Running for reelection in 2006, he touted his steadfast opposition to “privatizing” Social Security. He had, before the 2000 election, indicated some openness to allowing workers to invest a portion of their payroll taxes in markets, but never gave any details or offered his own plan. When primary rival Ned Lamont hit him on earmarks, Lieberman replied, “there are earmarks that are good,” and touted ones he had secured to reduce congestion on I-95 and fund ferry service to Bridgeport. Also in that race, he touted a “50 percent Excess Profits Tax on oil companies for really undeserved profits.”

Lieberman’s campaign for president in 2003 and 2004 struck a variety of populist poses and emphasized the Democrats’ favorite storyline of plutocrats — a.k.a “the rich” — raping and pillaging the American countryside in the manner of Genghis Khan.

In 2003, during a Democratic presidential debate at Pace University, he offered an economic prescription that was indistinguishable from his rival, Howard Dean’s: “There’s a loss of confidence in the American economy, and part of it is because of the culture of greed and irresponsibility. And at the top of that, unfortunately, is the president of the United States. He’s taken our government into terrible debt. His administration has yielded to special interests over and over again. Halliburton writes the specs and then gets the no-bid contracts. In the Bush administration, the foxes are guarding the foxes and the middle-class hens are getting plucked.” Statements like that would almost certainly show up in DNC ads if McCain picked Lieberman as his running mate.

As a presidential candidate, Lieberman not only pledged to reinstate the 39.6 percent top marginal tax rate that the Bush tax cuts lowered to 35 percent, but wanted to “apply a 5 percent surtax to all married couples with adjusted gross incomes of about $250,000 and higher (and the equivalent income level for single filers).” He supported raising CAFÉ standards to 40 mpg, and still opposes drilling in the Alaskan National Wildlife Refuge (as does McCain).
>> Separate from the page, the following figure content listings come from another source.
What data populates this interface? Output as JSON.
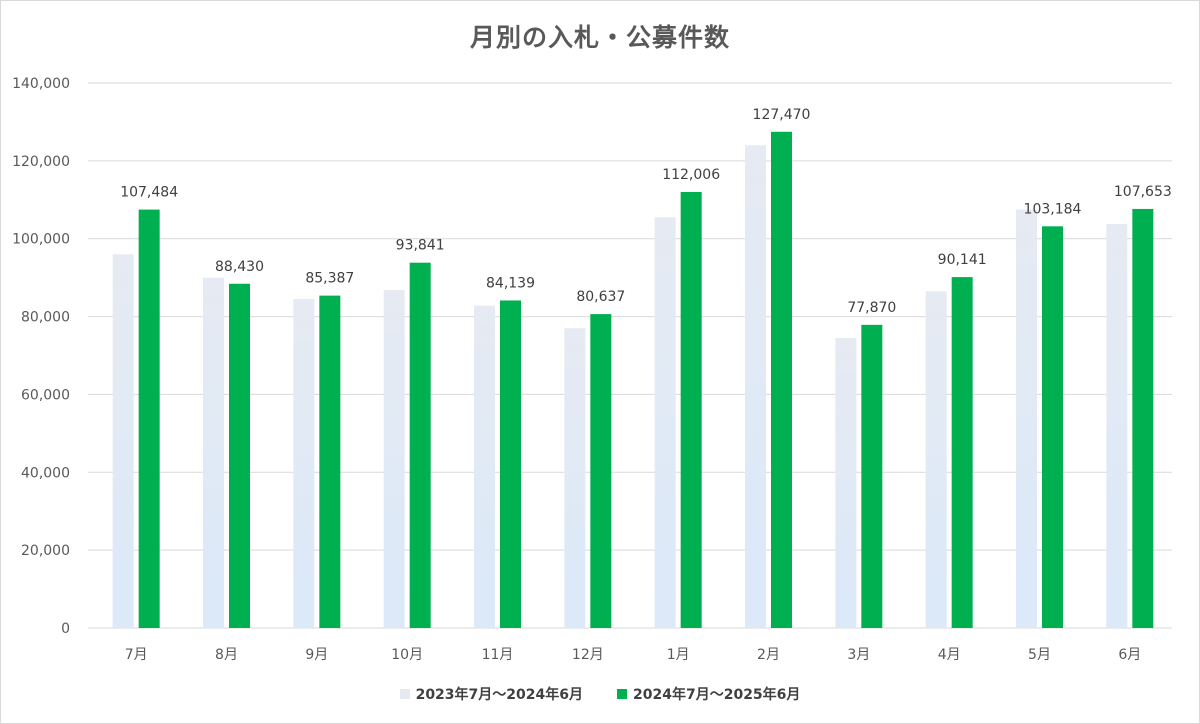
{
  "colors": {
    "series_prev": "#e4e9f2",
    "series_prev_fade": "#dbe8f8",
    "series_curr": "#00b050",
    "grid": "#d9d9d9",
    "axis_text": "#595959",
    "label_text": "#404040"
  },
  "chart_data": {
    "type": "bar",
    "title": "月別の入札・公募件数",
    "xlabel": "",
    "ylabel": "",
    "ylim": [
      0,
      140000
    ],
    "yticks": [
      0,
      20000,
      40000,
      60000,
      80000,
      100000,
      120000,
      140000
    ],
    "ytick_labels": [
      "0",
      "20,000",
      "40,000",
      "60,000",
      "80,000",
      "100,000",
      "120,000",
      "140,000"
    ],
    "grid": true,
    "legend_position": "bottom",
    "categories": [
      "7月",
      "8月",
      "9月",
      "10月",
      "11月",
      "12月",
      "1月",
      "2月",
      "3月",
      "4月",
      "5月",
      "6月"
    ],
    "series": [
      {
        "name": "2023年7月～2024年6月",
        "values": [
          96000,
          90000,
          84500,
          86800,
          82800,
          77000,
          105500,
          124000,
          74500,
          86500,
          107500,
          103800
        ]
      },
      {
        "name": "2024年7月～2025年6月",
        "values": [
          107484,
          88430,
          85387,
          93841,
          84139,
          80637,
          112006,
          127470,
          77870,
          90141,
          103184,
          107653
        ],
        "data_labels": [
          "107,484",
          "88,430",
          "85,387",
          "93,841",
          "84,139",
          "80,637",
          "112,006",
          "127,470",
          "77,870",
          "90,141",
          "103,184",
          "107,653"
        ]
      }
    ]
  }
}
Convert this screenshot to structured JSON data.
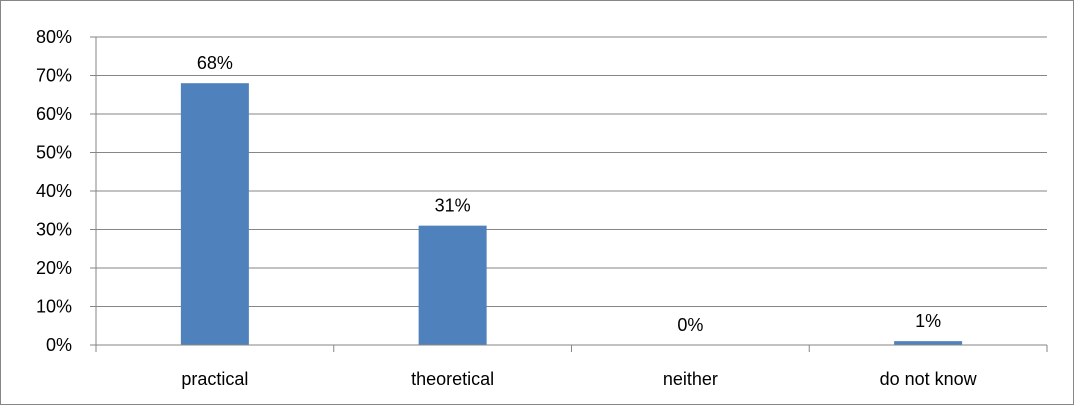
{
  "chart_data": {
    "type": "bar",
    "categories": [
      "practical",
      "theoretical",
      "neither",
      "do not know"
    ],
    "values": [
      68,
      31,
      0,
      1
    ],
    "data_labels": [
      "68%",
      "31%",
      "0%",
      "1%"
    ],
    "ylim": [
      0,
      80
    ],
    "y_ticks": [
      0,
      10,
      20,
      30,
      40,
      50,
      60,
      70,
      80
    ],
    "y_tick_labels": [
      "0%",
      "10%",
      "20%",
      "30%",
      "40%",
      "50%",
      "60%",
      "70%",
      "80%"
    ],
    "grid": true,
    "legend": "none",
    "bar_color": "#4f81bd",
    "grid_color": "#868686"
  }
}
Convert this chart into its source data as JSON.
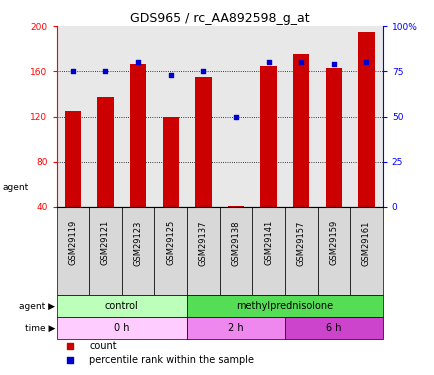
{
  "title": "GDS965 / rc_AA892598_g_at",
  "samples": [
    "GSM29119",
    "GSM29121",
    "GSM29123",
    "GSM29125",
    "GSM29137",
    "GSM29138",
    "GSM29141",
    "GSM29157",
    "GSM29159",
    "GSM29161"
  ],
  "counts": [
    125,
    137,
    167,
    120,
    155,
    41,
    165,
    175,
    163,
    195
  ],
  "percentiles": [
    75,
    75,
    80,
    73,
    75,
    50,
    80,
    80,
    79,
    80
  ],
  "ylim_left": [
    40,
    200
  ],
  "ylim_right": [
    0,
    100
  ],
  "yticks_left": [
    40,
    80,
    120,
    160,
    200
  ],
  "yticks_right": [
    0,
    25,
    50,
    75,
    100
  ],
  "bar_color": "#cc0000",
  "dot_color": "#0000cc",
  "agent_labels": [
    {
      "label": "control",
      "span": [
        0,
        4
      ],
      "color": "#bbffbb"
    },
    {
      "label": "methylprednisolone",
      "span": [
        4,
        10
      ],
      "color": "#55dd55"
    }
  ],
  "time_labels": [
    {
      "label": "0 h",
      "span": [
        0,
        4
      ],
      "color": "#ffccff"
    },
    {
      "label": "2 h",
      "span": [
        4,
        7
      ],
      "color": "#ee88ee"
    },
    {
      "label": "6 h",
      "span": [
        7,
        10
      ],
      "color": "#cc44cc"
    }
  ],
  "bar_width": 0.5,
  "background_plot": "#e8e8e8",
  "background_main": "#ffffff",
  "tick_label_fontsize": 6.5,
  "title_fontsize": 9
}
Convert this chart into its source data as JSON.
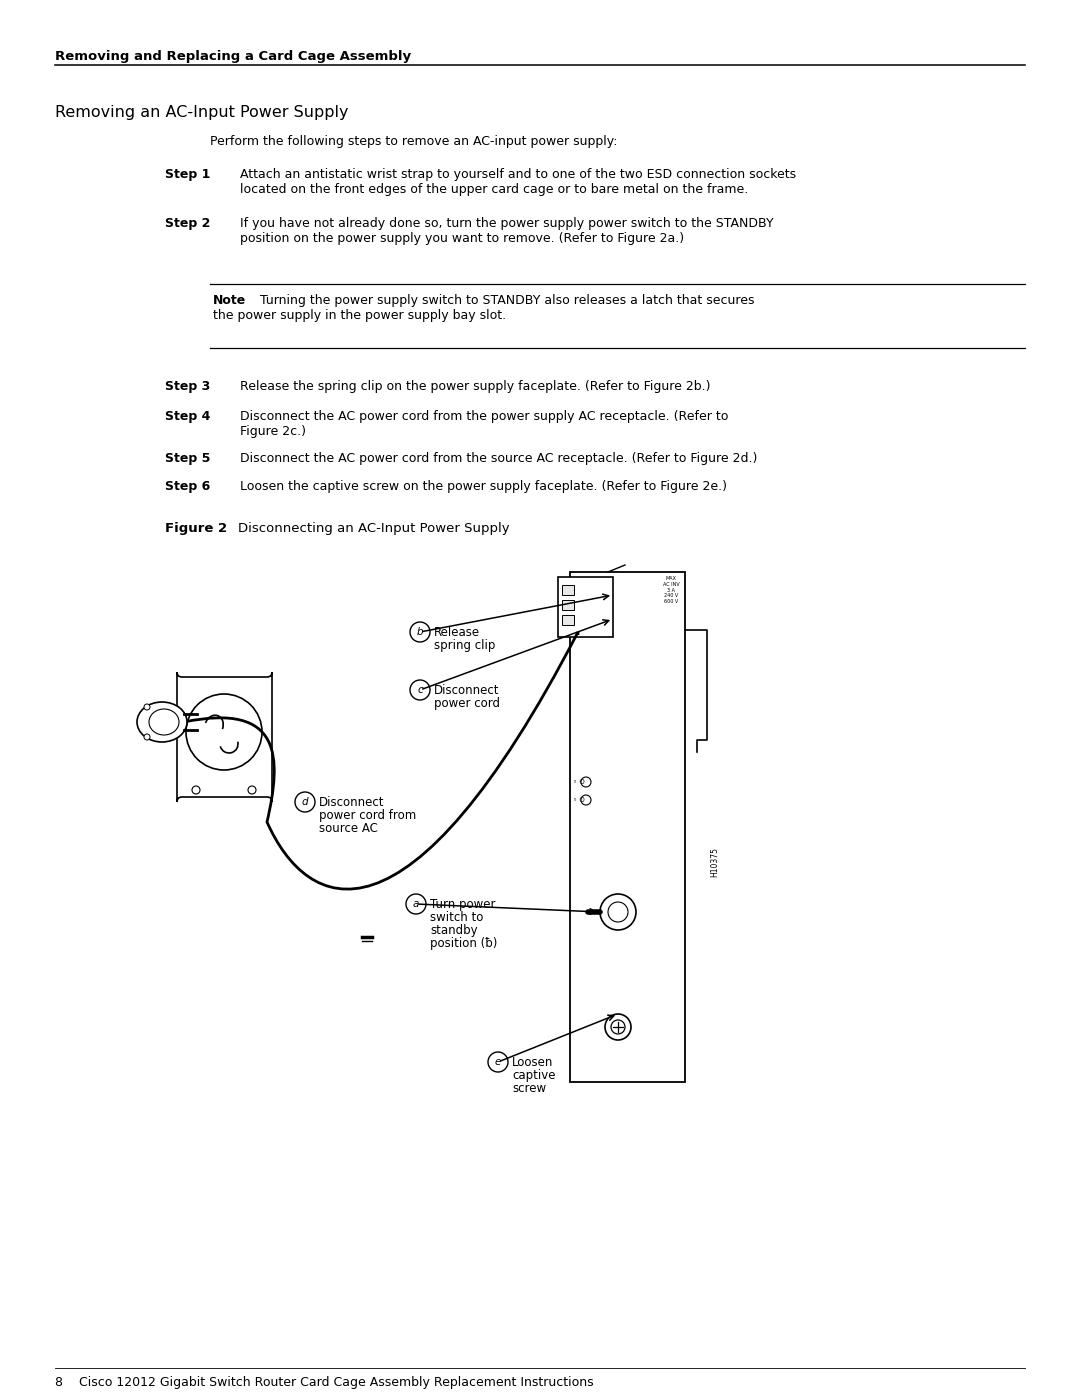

As Al Gore’s running mate in 2000, Lieberman hit Bush and Cheney hard on their tax cuts: “This is a question of priorities. Our opponents want to use America’s hard-earned surplus to give a tax break to those who need it least at the expense of all our other needs. Under their plan, the middle class gets a little . . . and the wealthy get a lot. Their tax plan operates under that old theory that the best way to feed the birds is to give more oats to the horse. We see the surplus through a different set of eyes, the eyes of working middle-class families.”

Going back even more, Lieberman opposed almost every Republican cut in taxes and spending in the late 1990s. In 1997, he opposed the Balanced-Budget Amendment to the Constitution, which fell short by one vote. He opposed Don Nickles’s efforts to adopt an across-the-board cut in all discretionary funding. He opposed efforts to require a super-majority to raise taxes.

Lieberman’s economic positions aren’t relentlessly liberal. He is generally a free trader and voted in favor of NAFTA, defending it on the campaign trail in 2004. (He said that Dean’s insistence that every U.S. trade partner have equivalent labor and environmental standards would turn “the Bush recession into the Dean Depression.”) He defended international trade in his primary battle with Lamont.

None of this is to say that Republicans can’t like Joe Lieberman, or that he wouldn’t make a fine Secretary of State or Defense. But there is every reason to think he would govern as a liberal on economic issues.

– Jim Geraghty writes the “Campaign Spot” blog on NRO.